Limitations of our study are: the retrospective design, the lack of a control arm and the limited number of patients. The impact of surgical access on outcome cannot be assessed, due to the limited number of patients. However, the study has several strengths: this is the largest consecutive series of patients affected by lung HCC-metastasis treated surgery in the post-transplant setting. Moreover, despite the retrospective design of the study, the cohort is homogeneous regarding the baseline features and the patient management.

In conclusion, selected patients without intrahepatic HCC-recurrence after LT and with preserved hepatic function showed that a pulmonary metastasectomy could be efficacious in managing a PM-HCC and could give an opportunity for long-term survival.

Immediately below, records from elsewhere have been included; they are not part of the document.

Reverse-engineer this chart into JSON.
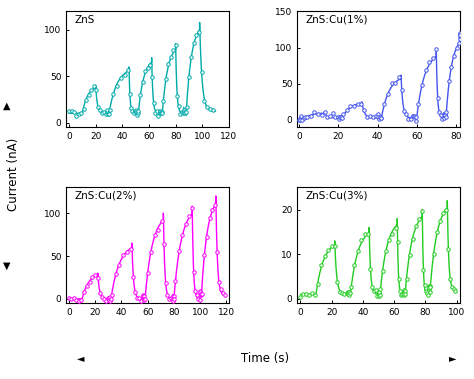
{
  "subplots": [
    {
      "label": "ZnS",
      "color": "#00AAAA",
      "xlim": [
        -2,
        120
      ],
      "ylim": [
        -5,
        120
      ],
      "xticks": [
        0,
        20,
        40,
        60,
        80,
        100,
        120
      ],
      "yticks": [
        0,
        50,
        100
      ],
      "pulses": [
        {
          "t_start": 0,
          "t_on": 10,
          "t_off": 20,
          "t_end": 28,
          "baseline": 10,
          "peak": 40
        },
        {
          "t_start": 28,
          "t_on": 30,
          "t_off": 45,
          "t_end": 50,
          "baseline": 10,
          "peak": 60
        },
        {
          "t_start": 50,
          "t_on": 52,
          "t_off": 62,
          "t_end": 68,
          "baseline": 10,
          "peak": 70
        },
        {
          "t_start": 68,
          "t_on": 70,
          "t_off": 80,
          "t_end": 86,
          "baseline": 10,
          "peak": 85
        },
        {
          "t_start": 86,
          "t_on": 88,
          "t_off": 98,
          "t_end": 110,
          "baseline": 12,
          "peak": 108
        }
      ]
    },
    {
      "label": "ZnS:Cu(1%)",
      "color": "#4455EE",
      "xlim": [
        -1,
        82
      ],
      "ylim": [
        -10,
        150
      ],
      "xticks": [
        0,
        20,
        40,
        60,
        80
      ],
      "yticks": [
        0,
        50,
        100,
        150
      ],
      "pulses": [
        {
          "t_start": 0,
          "t_on": 3,
          "t_off": 13,
          "t_end": 20,
          "baseline": 3,
          "peak": 10
        },
        {
          "t_start": 20,
          "t_on": 22,
          "t_off": 32,
          "t_end": 40,
          "baseline": 3,
          "peak": 25
        },
        {
          "t_start": 40,
          "t_on": 42,
          "t_off": 52,
          "t_end": 58,
          "baseline": 3,
          "peak": 62
        },
        {
          "t_start": 58,
          "t_on": 60,
          "t_off": 70,
          "t_end": 74,
          "baseline": 3,
          "peak": 95
        },
        {
          "t_start": 74,
          "t_on": 75,
          "t_off": 82,
          "t_end": 82,
          "baseline": 5,
          "peak": 116
        }
      ]
    },
    {
      "label": "ZnS:Cu(2%)",
      "color": "#FF00FF",
      "xlim": [
        -2,
        122
      ],
      "ylim": [
        -5,
        130
      ],
      "xticks": [
        0,
        20,
        40,
        60,
        80,
        100,
        120
      ],
      "yticks": [
        0,
        50,
        100
      ],
      "pulses": [
        {
          "t_start": 0,
          "t_on": 10,
          "t_off": 22,
          "t_end": 30,
          "baseline": 0,
          "peak": 30
        },
        {
          "t_start": 30,
          "t_on": 32,
          "t_off": 48,
          "t_end": 56,
          "baseline": 0,
          "peak": 65
        },
        {
          "t_start": 56,
          "t_on": 58,
          "t_off": 72,
          "t_end": 79,
          "baseline": 0,
          "peak": 100
        },
        {
          "t_start": 79,
          "t_on": 80,
          "t_off": 94,
          "t_end": 100,
          "baseline": 0,
          "peak": 108
        },
        {
          "t_start": 100,
          "t_on": 101,
          "t_off": 112,
          "t_end": 120,
          "baseline": 4,
          "peak": 120
        }
      ]
    },
    {
      "label": "ZnS:Cu(3%)",
      "color": "#22CC22",
      "xlim": [
        -2,
        102
      ],
      "ylim": [
        -1,
        25
      ],
      "xticks": [
        0,
        20,
        40,
        60,
        80,
        100
      ],
      "yticks": [
        0,
        10,
        20
      ],
      "pulses": [
        {
          "t_start": 0,
          "t_on": 10,
          "t_off": 22,
          "t_end": 30,
          "baseline": 1,
          "peak": 13
        },
        {
          "t_start": 30,
          "t_on": 32,
          "t_off": 44,
          "t_end": 50,
          "baseline": 1,
          "peak": 16
        },
        {
          "t_start": 50,
          "t_on": 51,
          "t_off": 62,
          "t_end": 66,
          "baseline": 1,
          "peak": 18
        },
        {
          "t_start": 66,
          "t_on": 67,
          "t_off": 78,
          "t_end": 82,
          "baseline": 1,
          "peak": 20
        },
        {
          "t_start": 82,
          "t_on": 83,
          "t_off": 94,
          "t_end": 100,
          "baseline": 2,
          "peak": 22
        }
      ]
    }
  ],
  "ylabel": "Current (nA)",
  "xlabel": "Time (s)",
  "bg_color": "#ffffff",
  "linewidth": 1.0,
  "markersize": 2.5
}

Data Availability Statement

The datasets generated for this study are available on request to the corresponding author.

Ethics Statement

Ethical approval was not provided for this study on human participants because this is a retrospective. The patients/participants provided their written informed consent to participate in this study.

Author Contributions

FI, MI, and PM planned the study, analyzed and interpreted the data, and wrote the manuscript. MN and UC participated in the analyzing of data and writing of the manuscript. CZ, MD, MN, PL, and LD critically revised the manuscript for important intellectual content. FI, MI, AM, MT, SC, AR, CZ, MS, GC, FR, RB, DD, and PM enrolled patients and acquired data.

Conflict of Interest

FI is a member of a speakers bureau for Abbvie and Gilead Science. MI received speaking and teaching fees from Bayer, Gilead Science, Janssen, BTG, and Abbvie, and is a consultant for BTG. PL is a member of a speakers bureau for BMS, Roche, Gilead Sciences, GSK, MSD, and Abbvie, and is on an advisory board for Janssen, Eiger, and Myr pharma. MFD is a member of a speakers bureau for BMS, Abbvie, and MSD. The remaining authors declare that the research was conducted in the absence of any commercial or financial relationships that could be construed as a potential conflict of interest.